Di zaman Hindia-Belanda, transaksi jual beli semakin diminati masyarakat setelah pusat pemerintahan di Sunda Kelapa, Jakarta Utara, dipindahkan ke Jakarta Pusat pada masa pemerintah Herman Willem Daendels. Apalagi pada saat kawasan segitiga Senen (sebutan orang pada zaman dulu untuk mempermudah menemukan lokasi) mulai dibangun pertokoan.

"Lantas di era Hindia Belanda dibangunlah pertokoan di situ, tapi itu dimulai dari segitiga senen dulu, baru kemudian diperluas," tuturnya.

Setelah indonesia merdeka, tepatnya pada masa Ali Sadikin yang ditunjuk sebagai Gubernur Jakarta oleh Presiden Soekarno, Pasar Senen di bangun secara megah empat lantai yang dinamakan Proyek Senen.
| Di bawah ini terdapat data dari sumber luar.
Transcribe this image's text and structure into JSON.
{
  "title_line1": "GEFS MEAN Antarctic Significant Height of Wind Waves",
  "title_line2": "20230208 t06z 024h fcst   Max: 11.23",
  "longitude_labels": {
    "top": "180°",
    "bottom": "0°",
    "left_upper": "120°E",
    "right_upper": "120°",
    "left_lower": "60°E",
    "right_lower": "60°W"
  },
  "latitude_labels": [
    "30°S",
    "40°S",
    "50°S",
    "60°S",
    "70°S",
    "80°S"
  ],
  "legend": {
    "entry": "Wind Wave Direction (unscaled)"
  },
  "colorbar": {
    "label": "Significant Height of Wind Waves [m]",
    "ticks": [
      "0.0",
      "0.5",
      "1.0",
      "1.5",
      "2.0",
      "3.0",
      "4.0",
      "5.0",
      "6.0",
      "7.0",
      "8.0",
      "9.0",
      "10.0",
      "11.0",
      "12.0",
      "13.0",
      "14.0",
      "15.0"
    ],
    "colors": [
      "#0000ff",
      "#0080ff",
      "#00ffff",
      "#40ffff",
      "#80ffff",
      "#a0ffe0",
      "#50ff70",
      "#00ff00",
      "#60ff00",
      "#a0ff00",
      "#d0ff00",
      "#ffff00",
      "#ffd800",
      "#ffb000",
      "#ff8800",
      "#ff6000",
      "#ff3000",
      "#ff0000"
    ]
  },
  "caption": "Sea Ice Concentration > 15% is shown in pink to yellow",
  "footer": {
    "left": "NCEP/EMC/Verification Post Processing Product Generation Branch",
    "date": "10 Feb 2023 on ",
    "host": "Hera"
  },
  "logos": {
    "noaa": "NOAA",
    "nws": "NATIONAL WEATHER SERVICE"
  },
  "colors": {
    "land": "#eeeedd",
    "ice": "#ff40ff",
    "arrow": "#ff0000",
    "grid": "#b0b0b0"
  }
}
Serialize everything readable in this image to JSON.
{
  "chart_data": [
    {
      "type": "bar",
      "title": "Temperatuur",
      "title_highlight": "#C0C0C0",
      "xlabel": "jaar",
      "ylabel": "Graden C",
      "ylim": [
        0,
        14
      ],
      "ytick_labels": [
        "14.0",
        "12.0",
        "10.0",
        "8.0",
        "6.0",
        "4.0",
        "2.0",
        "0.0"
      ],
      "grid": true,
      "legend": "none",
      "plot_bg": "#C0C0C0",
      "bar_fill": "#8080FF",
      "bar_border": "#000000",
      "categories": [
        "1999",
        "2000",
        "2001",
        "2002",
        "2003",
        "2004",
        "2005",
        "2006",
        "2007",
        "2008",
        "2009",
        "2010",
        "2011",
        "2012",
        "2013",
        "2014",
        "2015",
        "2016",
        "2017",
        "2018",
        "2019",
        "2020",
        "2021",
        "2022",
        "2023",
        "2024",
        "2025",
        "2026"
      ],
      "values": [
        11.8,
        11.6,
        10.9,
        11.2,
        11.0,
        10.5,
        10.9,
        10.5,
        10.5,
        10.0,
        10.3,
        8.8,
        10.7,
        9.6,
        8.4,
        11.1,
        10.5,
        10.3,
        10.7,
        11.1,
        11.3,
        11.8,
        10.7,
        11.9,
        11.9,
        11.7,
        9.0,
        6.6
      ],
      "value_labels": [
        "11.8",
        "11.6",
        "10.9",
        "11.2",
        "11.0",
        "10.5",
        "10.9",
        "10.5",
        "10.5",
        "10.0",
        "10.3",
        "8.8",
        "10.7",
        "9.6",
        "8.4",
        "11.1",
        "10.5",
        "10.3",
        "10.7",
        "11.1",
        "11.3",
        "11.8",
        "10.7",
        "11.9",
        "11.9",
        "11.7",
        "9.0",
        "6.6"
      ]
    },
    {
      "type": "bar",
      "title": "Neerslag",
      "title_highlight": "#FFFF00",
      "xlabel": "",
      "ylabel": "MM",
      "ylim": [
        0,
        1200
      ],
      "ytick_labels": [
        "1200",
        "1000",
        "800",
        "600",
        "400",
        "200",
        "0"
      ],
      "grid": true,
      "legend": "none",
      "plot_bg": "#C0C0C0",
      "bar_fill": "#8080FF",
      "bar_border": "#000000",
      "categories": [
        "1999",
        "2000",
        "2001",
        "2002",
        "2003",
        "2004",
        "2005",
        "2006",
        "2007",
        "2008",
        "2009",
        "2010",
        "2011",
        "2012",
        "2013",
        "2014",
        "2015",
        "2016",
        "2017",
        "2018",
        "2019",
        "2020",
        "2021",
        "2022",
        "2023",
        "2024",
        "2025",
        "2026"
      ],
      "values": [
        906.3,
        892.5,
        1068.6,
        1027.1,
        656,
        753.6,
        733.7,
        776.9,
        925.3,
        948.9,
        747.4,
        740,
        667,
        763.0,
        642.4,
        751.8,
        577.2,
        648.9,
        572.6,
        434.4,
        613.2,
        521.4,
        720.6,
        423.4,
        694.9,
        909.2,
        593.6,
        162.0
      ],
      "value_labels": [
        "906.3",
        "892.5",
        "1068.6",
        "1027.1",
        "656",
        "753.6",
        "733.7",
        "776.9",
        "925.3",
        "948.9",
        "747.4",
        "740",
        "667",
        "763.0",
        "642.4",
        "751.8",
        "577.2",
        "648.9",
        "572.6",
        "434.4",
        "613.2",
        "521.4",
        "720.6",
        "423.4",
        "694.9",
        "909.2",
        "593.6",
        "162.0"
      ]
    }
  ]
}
Senen kemudian berkembang pesat menjadi pusat perbelanjaan.

Seiring semakin ramainya Pasar Senen, para wirausahawan juga berdatangan untuk mencari rezeki di dekitar proyek Senen. Hal itu berdampak pada lantai tiga dan empat yang semakin sepi pengunjung. Sebab, sulitnya akses yang membuat pelanggan enggan menuju lantai atas.

"Di area Senen semakin banyak pertokoan dan mal. Setelah itu lantai tiga dan empat sepi. Pembeli lebih memilih berbelanja di bawah, kemudian ada banyak pedagang lainnya, seperti jasa jahit, pedagang kaki lima dan juga kuliner," lanjut Ridwan.

Dia menambahkan, pedagang kuliner juga semakin diminati di Pasar Senen. Berawal dari pedagang kue basah yang disebut kue subuh, kini telah merambah ke berbagai kuliner lainnya.

"Awalnya itu pedagang kue, yang biasa disebut kue subuh, sebutan itu berasal dari kebiasaan orang yang mulai berbelanja pukul 03.00," katanya.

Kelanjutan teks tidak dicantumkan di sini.